Multiple Alerts in Same ATT&CK Tactic by Host

Status
production
Severity
high
Time window
1h
Group by
host.id, kibana.alert.rule.threat.tactic.name
Author
Elastic
Source
github.com/elastic/detection-rules

This rule correlates multiple security alerts associated with the same ATT&CK tactic on a single host within a defined time window. By requiring alerts from multiple distinct detection rules, this detection helps identify hosts exhibiting concentrated malicious behavior, which may indicate an active intrusion or post-compromise activity. The rule is intended to assist analysts in prioritizing triage toward hosts with higher likelihood of compromise rather than signaling a single discrete event.

Rule body elastic

[metadata]
creation_date = "2026/01/12"
maturity = "production"
updated_date = "2026/04/27"

[rule]
author = ["Elastic"]
description = """
This rule correlates multiple security alerts associated with the same ATT&CK tactic on a single host within a defined time window.
By requiring alerts from multiple distinct detection rules, this detection helps identify hosts exhibiting concentrated malicious behavior,
which may indicate an active intrusion or post-compromise activity. The rule is intended to assist analysts in prioritizing triage
toward hosts with higher likelihood of compromise rather than signaling a single discrete event.
"""
from = "now-60m"
interval = "30m"
language = "esql"
license = "Elastic License v2"
name = "Multiple Alerts in Same ATT&CK Tactic by Host"
risk_score = 73
rule_id = "6e92a21a-58e7-449a-9cfd-9f563f59ac88"
severity = "high"
tags = ["Use Case: Threat Detection", "Rule Type: Higher-Order Rule", "Resources: Investigation Guide"]
timestamp_override = "event.ingested"
type = "esql"

query = '''
from .alerts-security.*  metadata _id

| where kibana.alert.risk_score > 21 and
        kibana.alert.rule.name IS NOT NULL and
        host.id is not null and event.dataset is not null and

        // excluding ML and Threat Match rules as they tend to be noisy
        not kibana.alert.rule.type in ("threat_match", "machine_learning") and

        // excluding noisy tactics like Discovery, Persistence and Lateral Movement
        kibana.alert.rule.threat.tactic.name in ("Credential Access", "Defense Evasion", "Execution", "Command and Control") and

        // excluding some noisy rules
        not kibana.alert.rule.name in ("Agent Spoofing - Mismatched Agent ID", "Process Termination followed by Deletion") and
        not KQL("""kibana.alert.rule.tags : "Rule Type: Higher-Order Rule" """)

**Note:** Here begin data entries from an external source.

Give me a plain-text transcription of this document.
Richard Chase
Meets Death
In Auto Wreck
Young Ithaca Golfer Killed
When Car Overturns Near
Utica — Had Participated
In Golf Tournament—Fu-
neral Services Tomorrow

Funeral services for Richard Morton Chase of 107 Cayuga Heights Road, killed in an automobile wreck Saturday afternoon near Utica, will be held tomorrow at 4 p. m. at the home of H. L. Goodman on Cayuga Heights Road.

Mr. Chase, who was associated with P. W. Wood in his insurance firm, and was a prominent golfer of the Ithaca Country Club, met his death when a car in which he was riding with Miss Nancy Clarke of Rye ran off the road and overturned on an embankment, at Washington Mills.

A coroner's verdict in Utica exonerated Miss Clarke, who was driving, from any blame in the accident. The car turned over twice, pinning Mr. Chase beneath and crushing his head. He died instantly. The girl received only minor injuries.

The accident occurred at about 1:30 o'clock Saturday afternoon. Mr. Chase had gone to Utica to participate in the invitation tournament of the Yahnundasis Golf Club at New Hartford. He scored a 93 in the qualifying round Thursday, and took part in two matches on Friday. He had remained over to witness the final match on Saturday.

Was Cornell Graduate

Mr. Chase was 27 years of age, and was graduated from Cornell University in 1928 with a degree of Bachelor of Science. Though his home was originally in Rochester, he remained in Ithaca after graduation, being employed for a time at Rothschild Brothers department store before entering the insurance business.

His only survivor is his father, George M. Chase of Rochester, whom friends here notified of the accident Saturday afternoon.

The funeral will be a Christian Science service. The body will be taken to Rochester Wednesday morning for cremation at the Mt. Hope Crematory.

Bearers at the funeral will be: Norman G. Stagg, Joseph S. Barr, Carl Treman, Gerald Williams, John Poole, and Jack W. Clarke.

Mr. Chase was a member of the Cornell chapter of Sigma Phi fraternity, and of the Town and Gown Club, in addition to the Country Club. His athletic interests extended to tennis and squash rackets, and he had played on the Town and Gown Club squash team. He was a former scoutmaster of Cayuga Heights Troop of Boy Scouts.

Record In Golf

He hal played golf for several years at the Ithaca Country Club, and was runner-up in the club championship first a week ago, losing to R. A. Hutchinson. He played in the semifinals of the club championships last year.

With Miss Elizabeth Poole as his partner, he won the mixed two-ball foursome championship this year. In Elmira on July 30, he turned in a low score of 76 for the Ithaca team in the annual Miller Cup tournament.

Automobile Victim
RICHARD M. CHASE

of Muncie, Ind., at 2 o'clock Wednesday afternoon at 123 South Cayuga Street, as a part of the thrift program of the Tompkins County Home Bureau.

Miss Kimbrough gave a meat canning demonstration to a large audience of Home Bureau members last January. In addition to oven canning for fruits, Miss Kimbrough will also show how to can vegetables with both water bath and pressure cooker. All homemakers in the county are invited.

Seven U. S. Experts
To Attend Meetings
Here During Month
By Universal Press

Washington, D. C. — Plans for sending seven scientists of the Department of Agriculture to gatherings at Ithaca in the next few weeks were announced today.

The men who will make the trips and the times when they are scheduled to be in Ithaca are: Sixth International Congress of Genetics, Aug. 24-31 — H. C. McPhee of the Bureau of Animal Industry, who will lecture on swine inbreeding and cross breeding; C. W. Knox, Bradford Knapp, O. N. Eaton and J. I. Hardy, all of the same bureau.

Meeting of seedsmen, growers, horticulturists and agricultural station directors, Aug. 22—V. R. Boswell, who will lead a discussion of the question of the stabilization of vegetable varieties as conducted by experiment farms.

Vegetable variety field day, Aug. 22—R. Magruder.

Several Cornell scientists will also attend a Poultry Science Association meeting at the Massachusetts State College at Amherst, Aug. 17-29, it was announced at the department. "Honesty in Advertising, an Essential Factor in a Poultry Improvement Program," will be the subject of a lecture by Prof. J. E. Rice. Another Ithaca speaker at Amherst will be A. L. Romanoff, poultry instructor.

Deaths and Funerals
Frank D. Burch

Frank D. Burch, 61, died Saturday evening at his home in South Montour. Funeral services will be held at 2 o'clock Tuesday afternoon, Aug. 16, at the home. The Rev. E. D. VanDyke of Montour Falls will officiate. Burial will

// extract unique counts and values by host.id and tactic name
| stats Esql.alerts_count = COUNT(*),
        Esql.kibana_alert_rule_name_distinct_count = COUNT_DISTINCT(kibana.alert.rule.name),
        Esql.event_module_distinct_count = COUNT_DISTINCT(event.module),
        Esql.event_module_values = VALUES(event.module),
        Esql.kibana_alert_rule_name_values = VALUES(kibana.alert.rule.name),
        Esql.threat_technique_id_distinct_count = COUNT_DISTINCT(kibana.alert.rule.threat.technique.id),
        Esql.threat_technique_name_values = VALUES(kibana.alert.rule.threat.technique.name),
        Esql.process_executable_values = VALUES(process.executable),
        Esql.process_parent_executable_values = VALUES(process.parent.executable),
        Esql.process_command_line_values = VALUES(process.command_line),
        Esql.process_entity_id_distinct_count = COUNT_DISTINCT(process.entity_id) by host.id, kibana.alert.rule.threat.tactic.name

// filter for at least 3 unique rules and exclude noisy patterns like high count of alerts or processes often associated with noisy FPs
| where Esql.kibana_alert_rule_name_distinct_count >= 3 and Esql.process_entity_id_distinct_count <= 10 and Esql.alerts_count <= 20

// fields populated in the resulting alerts
| Keep host.id, kibana.alert.rule.threat.tactic.name, Esql.*
'''
note = """## Triage and analysis

> **Disclaimer**:
> This investigation guide was created using generative AI technology and has been reviewed to improve its accuracy and relevance. While every effort has been made to ensure its quality, we recommend validating the content and adapting it to suit your specific environment and operational needs.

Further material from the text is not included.